This past summer, my family and I went on vacation to Captiva Island on the Gulf coast of Florida. When we arrived at the resort, I noticed an Anne Morrow Lindbergh quote from her book “Gift from the Sea” on the wall. Then, I saw her book in the store on the Island. Wait a minute, I thought, did she write this book, one of my favorites, when she was on Captiva? I first read the book fifteen years ago, and did not remember which sea had given her the inspiration for the book. All I knew was that it was a monumental book in my life, and one that I dearly loved. I grabbed the book off of the shelf and flipped through it to discover that indeed Captiva was THE island where Lindbergh brought this book into the world.
Lindbergh’s daughter, Reeve, wrote the Forward to the 50th edition of her mother’s book after Reeve visited Captiva herself. She wrote that “it was not the writer’s cottage that I was looking for on the shores of the Gulf of Mexico, but the writer.” I found that as a writer myself, our vacation took on added significance as I began looking for the writer too. I wondered if Anne Morrow Lindbergh had been on this stretch of beach or visited this part of the Island when she was here. I also started searching within myself – where was the writer in me? She’d been a bit dormant after a series of hard rejections, and I hadn’t even realized how much I missed her.

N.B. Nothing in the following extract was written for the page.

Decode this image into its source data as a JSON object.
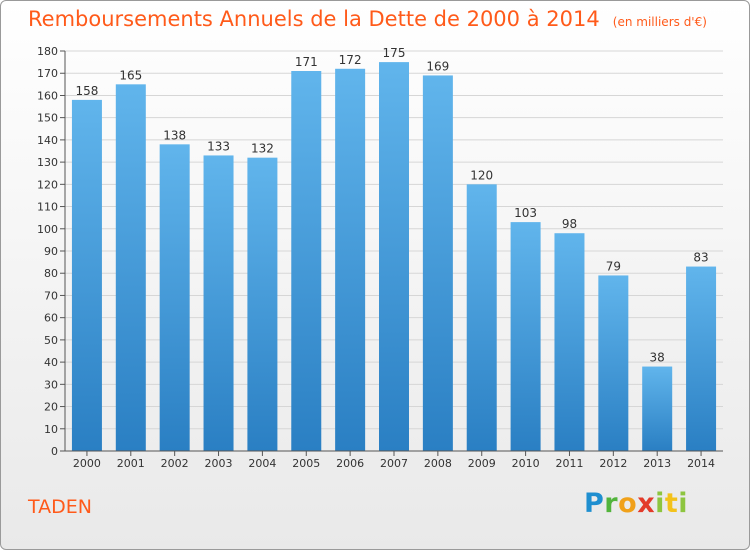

In Lindbergh’s book, she used seashells as symbols for her ideas. The shells she found inspired her. As my family and I visited the beach every day, we too began looking for seashells. At first, we kept every one we picked up. As we were there longer, we became pickier. Not that we were expert seashell collectors by any means, but we would throw them back into the ocean if we already had a similar one or if the shell was broken.
The longer we searched for the perfect shells, however, the more interested I became in the ones that were nicked or had holes. Many of them had deep scars in addition to the normal grooves and ridges. I wondered where these shells had been before they landed in our hands. What were their stories? Where had they traveled? How had the ocean treated them? What animals had called some of the shells home? The more shells I held, the more I realized that finding a perfect shell was not only unlikely, but almost impossible. And despite the damage that most of them incurred, or perhaps because of their injuries, these imperfect shells were beautiful. The shells were still graceful and unique, every last one.
Often times, I would pick up a seashell and examine the front only to turn it over and find the most glorious colors of pink or purple or orange underneath waiting to be admired. And here I’d thought the exterior was the most precious part.
Our limited exploration of the ocean and some of its smallest inhabitants got me thinking. It seems that we often feel lost in the vastness of the world around us, each of us just one of many. We suffer pain that leaves us with scars – physical, mental, spiritual and emotional. And while we know the old adage that difficulty makes us stronger and makes us into the people we are, the feelings of unworthiness often remain. We feel “less than” because of the bruises and the wounds. We compare our insides to others’ lives as they appear on the outside, and come up short again and again.
But I don’t think that is how God sees us. He knows why we carry the burdens we do. He doesn’t have to wonder what the story is behind the fears or the reluctance. He saw when we were tossed by the ocean of life; when we were thrown against the rocks; when some piece of us was crushed leaving a gaping hole. He knows all of the details, choices, and time spent on the decisions or in the circumstances that turned out wrong.
We are like the seashells: imperfect and marred. Sometimes even used or tossed aside. And God loves us anyway. We may not be able to see the beauty in ourselves, but he sees it. He believes we are still of value. God sees the inside of us where the real beauty lies no matter what kind of exterior armor we have erected to guard our hearts from more hurt. He sees us for who we are, the real person, no matter what we look like or feel like. Rest assured, God will not throw us away. Instead, he treasures each of us, for the brokenness and the beauty.